Spanish Parliament requests measures for national security

Two brothers arrested for arms trafficking in Costa del Sol's Malaga. Image: Guardia Civil

THE Spanish Parliament has request that the images of certain buildings be protected on the internet. A draft has been approved in parliament which requests that the government control the broadcasting of images of certain places in the name of national security.

The initiative came from the conservative Partido Popular (PP) and did not mention any particular company, but is believed to refer to images on sites such as Google Maps.

The aim is to demand that the images of certain buildings be pixellated or blurred. “Satellite maps available on the internet provide information on sensitive locations which could endanger national security and international stability” the PP said.

They said that “some terrorist groups” have admitted to using such tools to plan attacks, and that such technology can facilitate terrorist acts if not properly protected. 
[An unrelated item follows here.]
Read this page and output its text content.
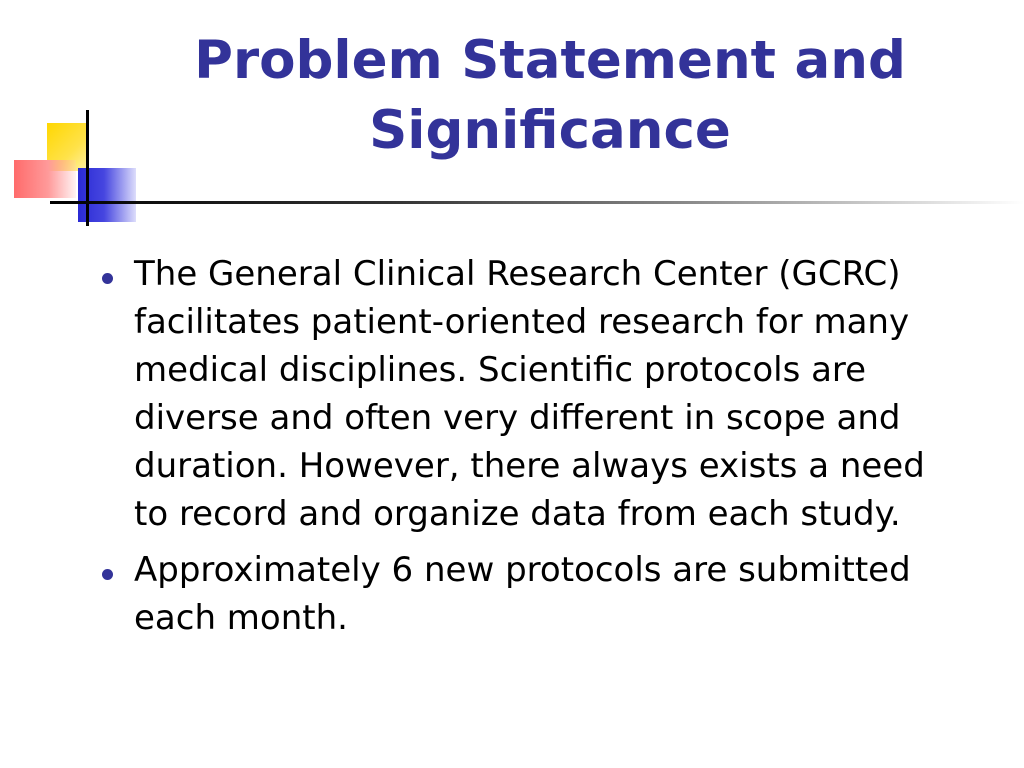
Problem Statement and
Significance
The General Clinical Research Center (GCRC) facilitates patient-oriented research for many medical disciplines. Scientific protocols are diverse and often very different in scope and duration. However, there always exists a need to record and organize data from each study.
Approximately 6 new protocols are submitted each month.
There is currently no limitation in Spain to the broadcasting of images taken from satellites, meaning that military facilities, headquarters and official residences can be seen by the general public. This includes La Zarzuela Palace (the King’s residence) and La Moncloa Palace (the Prime Minister’s residence), as well as the National Intelligence Centre Headquarters, or military bases such as Torrejon de Ardoz and Rota. 

Parliament wants a study to be carried out to determine how much information can be obtained from such images. 

Currently legislation is dated and refers only to images taken from planes. 

The databases containing the images are located outside Spain and there is no international legislation regarding the broadcasting of information which could compromise national security by private companies. However, the PP believes this should not prevent certain measures from being taken.